Shaikh ed altri impegnati nell’opera individuale, si dichiarano frustrati perché non hanno modo di sapere se stanno indirizzando i loro sforzi su individui a rischio o già così persi da rendere futili i loro sforzi. Vorrebbero avere anche conferma su quali approcci e messaggi abbiano maggiori possibilità di dare risultati. Questo è il motivo per cui l’Institute for Strategic Dialogue ha deciso quest’anno di sviluppare una strategia di dialogo individuale sistematica. Il gruppo ha cominciato dal reclutare 10 ex estremisti (5 da gruppi di estrema destra, 5 da gruppo jihadisti) nel ruolo di “interventisti.” Ha poi fatto uso di una funzione di Facebook chiamata Graph Search per localizzare individui che, secondo gli interessi da loro elencati, le pagine web linkate, i gruppi di appartenenza, ed altri indicatori, dimostrassero una tendenza a passare all’estremismo. Gli interventisti hanno poi ridotto la lista a 160 persone e fatto uso di una funzione poco nota grazie alla quale si possono inviare messaggi a sconosciuti al costo di 1 dollaro, dando quindi il via ad una conversazione. Secondo i risultati preliminari, la maggioranza dei contattati ha risposto, un dato molto importante. Il 60 percento circa ha accettato un rapporto di dialogo quando il contatto iniziale era caratterizzato da empatia ed assenza di giudizio.

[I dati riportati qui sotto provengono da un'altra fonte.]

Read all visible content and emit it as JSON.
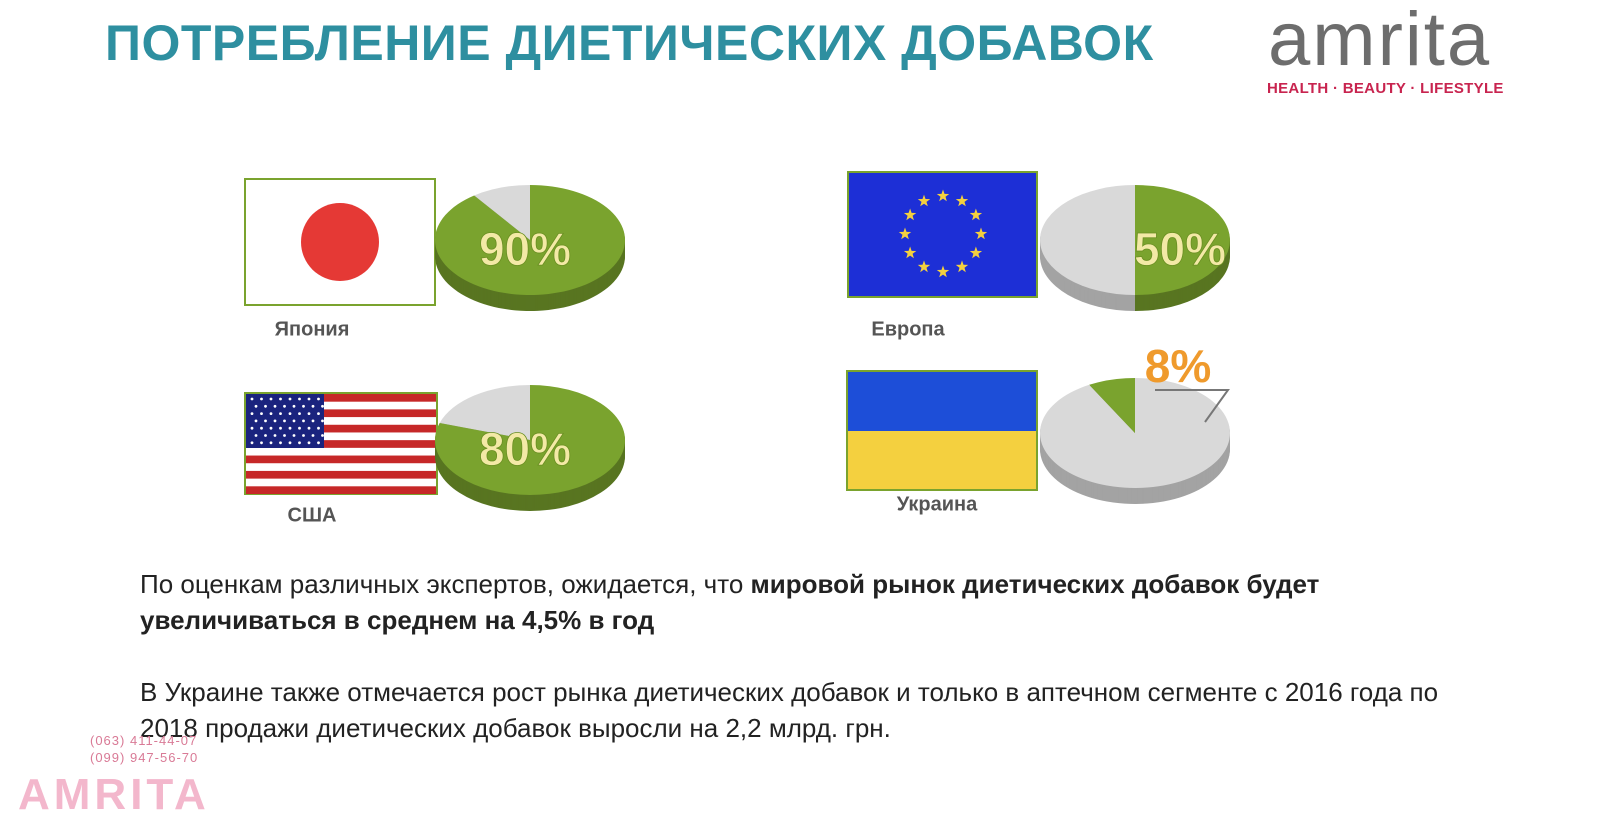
{
  "header": {
    "title": "ПОТРЕБЛЕНИЕ ДИЕТИЧЕСКИХ ДОБАВОК",
    "logo": "amrita",
    "tagline": "HEALTH · BEAUTY · LIFESTYLE"
  },
  "chart_data": [
    {
      "type": "pie",
      "title": "Япония",
      "values": [
        90
      ],
      "value_labels": [
        "90%"
      ],
      "color": "#7aa32e",
      "rest_color": "#d9d9d9",
      "label_color": "#f3e9a6",
      "label_position": "inside",
      "counterclock": false
    },
    {
      "type": "pie",
      "title": "США",
      "values": [
        80
      ],
      "value_labels": [
        "80%"
      ],
      "color": "#7aa32e",
      "rest_color": "#d9d9d9",
      "label_color": "#f3e9a6",
      "label_position": "inside",
      "counterclock": false
    },
    {
      "type": "pie",
      "title": "Европа",
      "values": [
        50
      ],
      "value_labels": [
        "50%"
      ],
      "color": "#7aa32e",
      "rest_color": "#d9d9d9",
      "label_color": "#f3e9a6",
      "label_position": "inside",
      "counterclock": false
    },
    {
      "type": "pie",
      "title": "Украина",
      "values": [
        8
      ],
      "value_labels": [
        "8%"
      ],
      "color": "#7aa32e",
      "rest_color": "#d9d9d9",
      "label_color": "#ef9a2c",
      "label_position": "outside",
      "counterclock": true
    }
  ],
  "text": {
    "p1_regular": "По оценкам различных экспертов, ожидается, что ",
    "p1_bold": "мировой рынок диетических добавок будет увеличиваться в среднем на 4,5% в год",
    "p2": "В Украине также отмечается рост рынка диетических добавок и только в аптечном сегменте с 2016 года по 2018 продажи диетических добавок выросли на 2,2 млрд. грн."
  },
  "watermark": {
    "phones": [
      "(063) 411-44-07",
      "(099) 947-56-70"
    ],
    "brand": "AMRITA"
  }
}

Questo studio, seppur in maniera cruda, ha indicato la via a quella che potrebbe essere un’operazione su larga scala. “I social media sono stati uno strumento della causa estremista, ma non mancano le possibilità di rispondere facendo uso degli stessi strumenti,” dichiara Ross Frenett, a capo dello studio appena descritto. “E’ ora di ottimizzare. E’ ora di decidere di investire su questo fronte.”

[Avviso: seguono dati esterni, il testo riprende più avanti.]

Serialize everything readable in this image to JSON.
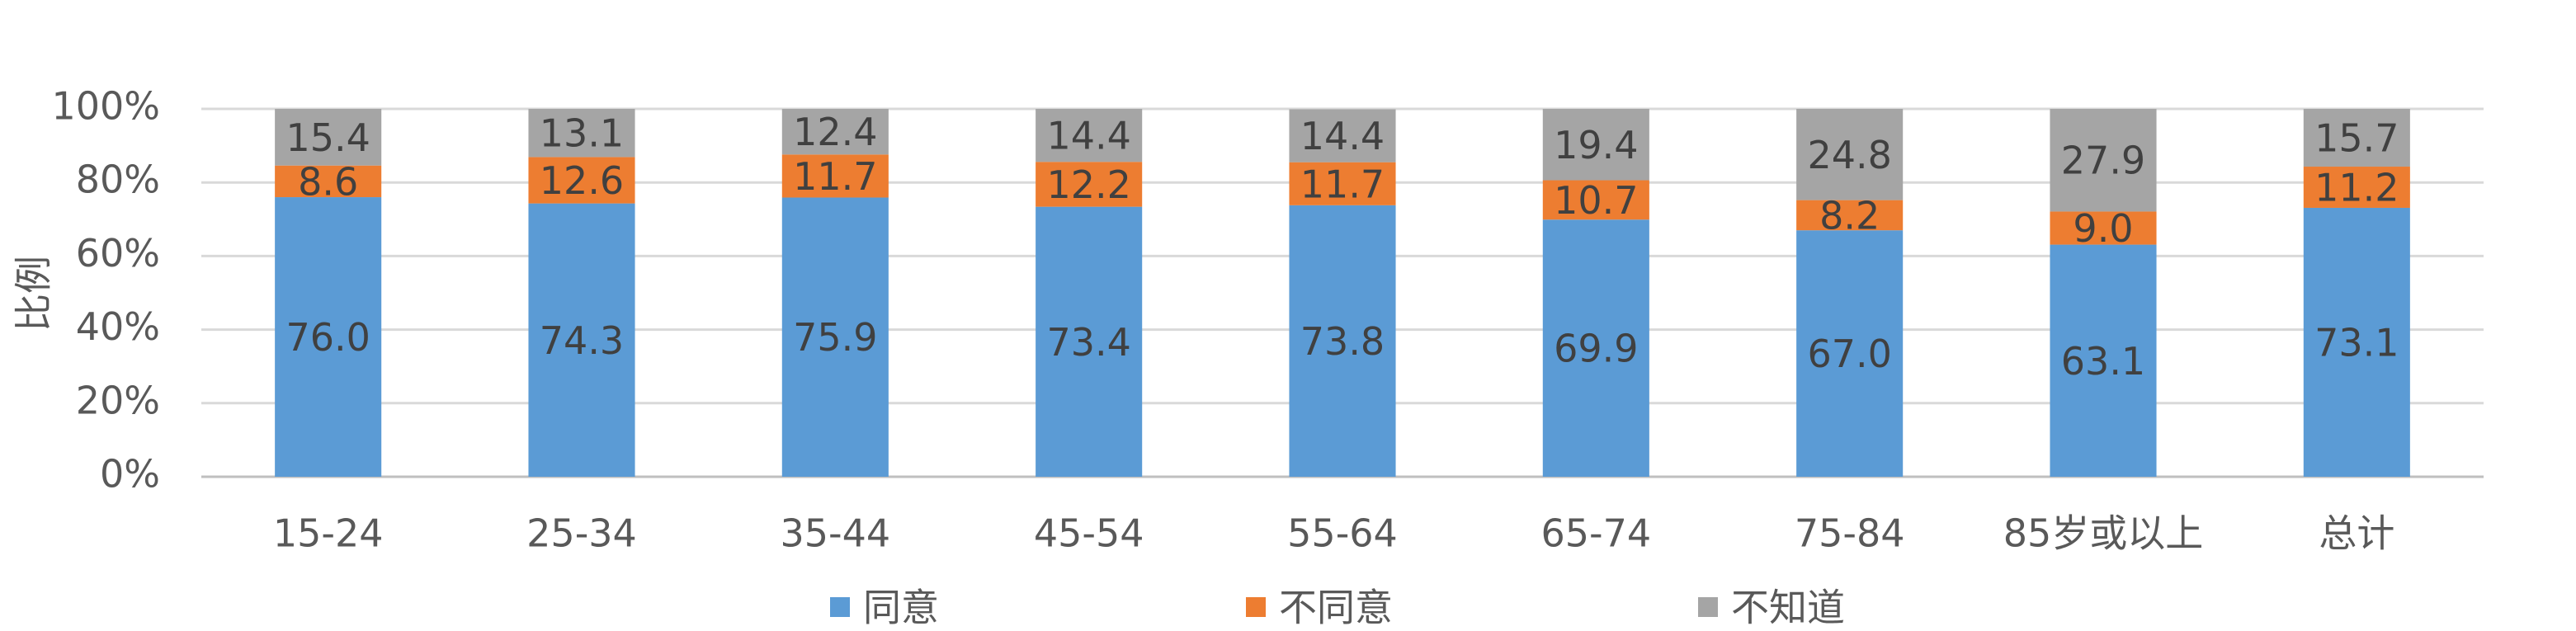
{
  "chart_data": {
    "type": "stacked-bar",
    "y_label": "比例",
    "categories": [
      "15-24",
      "25-34",
      "35-44",
      "45-54",
      "55-64",
      "65-74",
      "75-84",
      "85岁或以上",
      "总计"
    ],
    "series": [
      {
        "name": "同意",
        "color": "#5b9bd5",
        "values": [
          76.0,
          74.3,
          75.9,
          73.4,
          73.8,
          69.9,
          67.0,
          63.1,
          73.1
        ],
        "value_labels": [
          "76.0",
          "74.3",
          "75.9",
          "73.4",
          "73.8",
          "69.9",
          "67.0",
          "63.1",
          "73.1"
        ]
      },
      {
        "name": "不同意",
        "color": "#ed7d31",
        "values": [
          8.6,
          12.6,
          11.7,
          12.2,
          11.7,
          10.7,
          8.2,
          9.0,
          11.2
        ],
        "value_labels": [
          "8.6",
          "12.6",
          "11.7",
          "12.2",
          "11.7",
          "10.7",
          "8.2",
          "9.0",
          "11.2"
        ]
      },
      {
        "name": "不知道",
        "color": "#a5a5a5",
        "values": [
          15.4,
          13.1,
          12.4,
          14.4,
          14.4,
          19.4,
          24.8,
          27.9,
          15.7
        ],
        "value_labels": [
          "15.4",
          "13.1",
          "12.4",
          "14.4",
          "14.4",
          "19.4",
          "24.8",
          "27.9",
          "15.7"
        ]
      }
    ],
    "ylim": [
      0,
      100
    ],
    "yticks": [
      {
        "value": 0,
        "label": "0%"
      },
      {
        "value": 20,
        "label": "20%"
      },
      {
        "value": 40,
        "label": "40%"
      },
      {
        "value": 60,
        "label": "60%"
      },
      {
        "value": 80,
        "label": "80%"
      },
      {
        "value": 100,
        "label": "100%"
      }
    ],
    "grid": true,
    "legend": "bottom"
  }
}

Ad oggi, l’ISIS domina la battaglia online. Giovani di ogni paese occidentale continuano a lasciare la loro casa diretti alla battaglia. Qui e là abbiamo piccole vittorie. Khan e Dietrich ci dicono che il giovane in Virginia è entrato in analisi. Seppure noto all’FBI, non è stato incriminato. Già avviato sulla strada del l’estremismo, potrebbe essere in grado di ritornare sui propri passi grazie a poche persone che gli hanno parlato in rete, vis a vis, si potrebbe dire.